Brain tumour research
Approximately 9,000 patients in the UK develop primary brain cancer, but there are many more who develop secondary cancer within the brain from different primary sites around the body (such as breast and lung).
The brain tumour unit at North Bristol Trust treats over 400 cases of primary brain and spinal cord tumours per year. Brain cancer affects both adults and children, and in children it is the second highest cause of death after accidents. One of the major problems with primary brain cancer is that it invades the brain widely as single cells and therefore can be difficult to completely remove by surgery. It also can develop resistance to traditional chemotherapy and therefore tumour relapse is common. Future developments of brain cancer will involve fully understanding each individual’s tumour according to what is driving the abnormal growth of that specific tumour. Then surgery and a range of therapies can be tailored to the individual, providing a personalised medicine approach
Dr Kathreena Kurian, Consultant Neuropathologist, talks about her vision for being a centre of excellence for predicting brain tumours in patients.

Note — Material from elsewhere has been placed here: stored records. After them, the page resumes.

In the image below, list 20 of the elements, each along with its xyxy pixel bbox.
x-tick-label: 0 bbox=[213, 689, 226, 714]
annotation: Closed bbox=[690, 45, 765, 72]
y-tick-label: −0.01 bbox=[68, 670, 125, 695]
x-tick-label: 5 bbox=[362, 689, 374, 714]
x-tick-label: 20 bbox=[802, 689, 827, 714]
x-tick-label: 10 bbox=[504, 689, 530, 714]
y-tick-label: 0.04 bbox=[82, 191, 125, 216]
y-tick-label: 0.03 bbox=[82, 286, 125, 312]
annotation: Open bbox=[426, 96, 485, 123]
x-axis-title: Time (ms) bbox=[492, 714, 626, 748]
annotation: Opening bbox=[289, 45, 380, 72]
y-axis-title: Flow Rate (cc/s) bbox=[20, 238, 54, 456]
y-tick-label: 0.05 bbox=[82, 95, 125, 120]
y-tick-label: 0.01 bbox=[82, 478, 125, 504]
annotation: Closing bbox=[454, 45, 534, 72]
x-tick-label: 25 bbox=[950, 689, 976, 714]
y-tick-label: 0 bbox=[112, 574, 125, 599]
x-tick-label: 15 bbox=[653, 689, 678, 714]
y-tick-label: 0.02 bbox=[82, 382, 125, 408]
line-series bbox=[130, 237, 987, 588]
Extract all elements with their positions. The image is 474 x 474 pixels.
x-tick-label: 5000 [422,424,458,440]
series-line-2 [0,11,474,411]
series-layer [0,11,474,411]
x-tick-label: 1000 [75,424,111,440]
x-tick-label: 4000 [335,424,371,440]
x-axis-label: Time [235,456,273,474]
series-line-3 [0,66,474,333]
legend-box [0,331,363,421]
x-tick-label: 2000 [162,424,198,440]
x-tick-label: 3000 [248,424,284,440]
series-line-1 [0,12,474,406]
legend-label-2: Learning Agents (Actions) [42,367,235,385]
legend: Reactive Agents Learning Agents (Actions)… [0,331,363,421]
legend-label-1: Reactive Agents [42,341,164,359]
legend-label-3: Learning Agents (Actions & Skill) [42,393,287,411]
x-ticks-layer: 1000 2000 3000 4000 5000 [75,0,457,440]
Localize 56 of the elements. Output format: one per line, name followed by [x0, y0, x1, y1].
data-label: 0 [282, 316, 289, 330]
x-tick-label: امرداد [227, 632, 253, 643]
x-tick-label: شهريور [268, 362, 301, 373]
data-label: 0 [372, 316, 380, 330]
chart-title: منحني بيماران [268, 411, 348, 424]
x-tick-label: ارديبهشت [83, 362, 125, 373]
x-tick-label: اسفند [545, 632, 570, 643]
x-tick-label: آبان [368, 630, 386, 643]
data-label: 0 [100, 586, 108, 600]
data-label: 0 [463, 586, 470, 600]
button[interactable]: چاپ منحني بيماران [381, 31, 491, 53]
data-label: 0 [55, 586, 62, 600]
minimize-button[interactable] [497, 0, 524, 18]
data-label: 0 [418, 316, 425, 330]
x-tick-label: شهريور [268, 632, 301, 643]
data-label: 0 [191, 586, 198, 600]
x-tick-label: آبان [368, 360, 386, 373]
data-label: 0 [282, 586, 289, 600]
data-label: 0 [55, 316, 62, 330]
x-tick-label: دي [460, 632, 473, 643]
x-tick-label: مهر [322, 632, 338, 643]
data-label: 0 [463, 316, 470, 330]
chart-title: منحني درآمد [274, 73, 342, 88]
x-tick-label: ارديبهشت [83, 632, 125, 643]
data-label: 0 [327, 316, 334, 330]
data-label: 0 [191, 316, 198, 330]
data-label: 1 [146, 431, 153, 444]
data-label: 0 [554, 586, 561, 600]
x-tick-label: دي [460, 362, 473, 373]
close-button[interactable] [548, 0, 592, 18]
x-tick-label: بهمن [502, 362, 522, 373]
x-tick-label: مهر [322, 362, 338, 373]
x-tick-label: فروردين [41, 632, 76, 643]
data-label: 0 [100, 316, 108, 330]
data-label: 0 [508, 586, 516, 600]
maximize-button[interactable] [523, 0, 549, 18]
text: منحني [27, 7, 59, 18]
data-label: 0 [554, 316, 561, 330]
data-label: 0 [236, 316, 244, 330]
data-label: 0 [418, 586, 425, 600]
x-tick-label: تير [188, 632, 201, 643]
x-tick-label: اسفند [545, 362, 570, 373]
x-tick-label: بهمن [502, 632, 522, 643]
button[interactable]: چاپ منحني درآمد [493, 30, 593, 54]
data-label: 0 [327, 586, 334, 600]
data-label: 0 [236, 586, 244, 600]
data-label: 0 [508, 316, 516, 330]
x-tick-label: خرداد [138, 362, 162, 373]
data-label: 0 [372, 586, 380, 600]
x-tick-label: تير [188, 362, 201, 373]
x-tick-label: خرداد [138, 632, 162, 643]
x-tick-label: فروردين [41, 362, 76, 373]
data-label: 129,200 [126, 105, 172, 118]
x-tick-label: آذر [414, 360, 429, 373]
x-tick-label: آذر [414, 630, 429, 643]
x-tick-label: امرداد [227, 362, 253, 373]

My name is Katherine Kurian, I'm a Consultant Neuropathologist, so that means for a living I diagnose brain tumours. The problem in this country is clear we have nine thousand adults with a tumour starting within the brain and about 1,500 children. And the problem is after five years only 20% of those patients are alive, so we need to do better for these patients. The other thing is that now patients are surviving tumours from elsewhere in the body, so breast and lung tumours for example which are travelling to the brain which is obviously devastating. So Bristol is a huge centre for treating brain tumour patients, we have neurosurgeons here, we have academics and our ambition is to have the Bristol Brain Cancer Centre of excellence, which I will lead. We have a research group here and the main focus is to find out why you have a brain tumour in the first place. At the moment why you get a brain tumour is not very well known, there aren't any good risk factors a part of you've had previous radiotherapy or in very rare genetic cases. So we need to find out why you have one in the first place so we can try and prevent it. The other thing I know is that when I diagnose two patients, give them the same diagnosis, they can behave very very differently with the treatments that we give them. So what we want to understand is how one patient's tumour is different from another and can we personalise the therapies for these patients. Because at the moment if you have a brain tumour, we take it out using neurosurgery and then we give you chemo radiotherapy, which is obviously very difficult to take. And what happens is although the chemoradiotherapy kills most of the tumour cells it leaves some cells behind and what normally happens is this tumour regrows, that's what happens to practically all of our patients. Now there is a new generation of targeted inhibitors which can be specific to an individual tumour so what we want to do is match an individual patient with a targeted therapy, so so-called personalised medicine and that's our aim for brain tumours and I'm sure it will revolutionise the outcome for this group of patients who at the moment have a very poor outcome.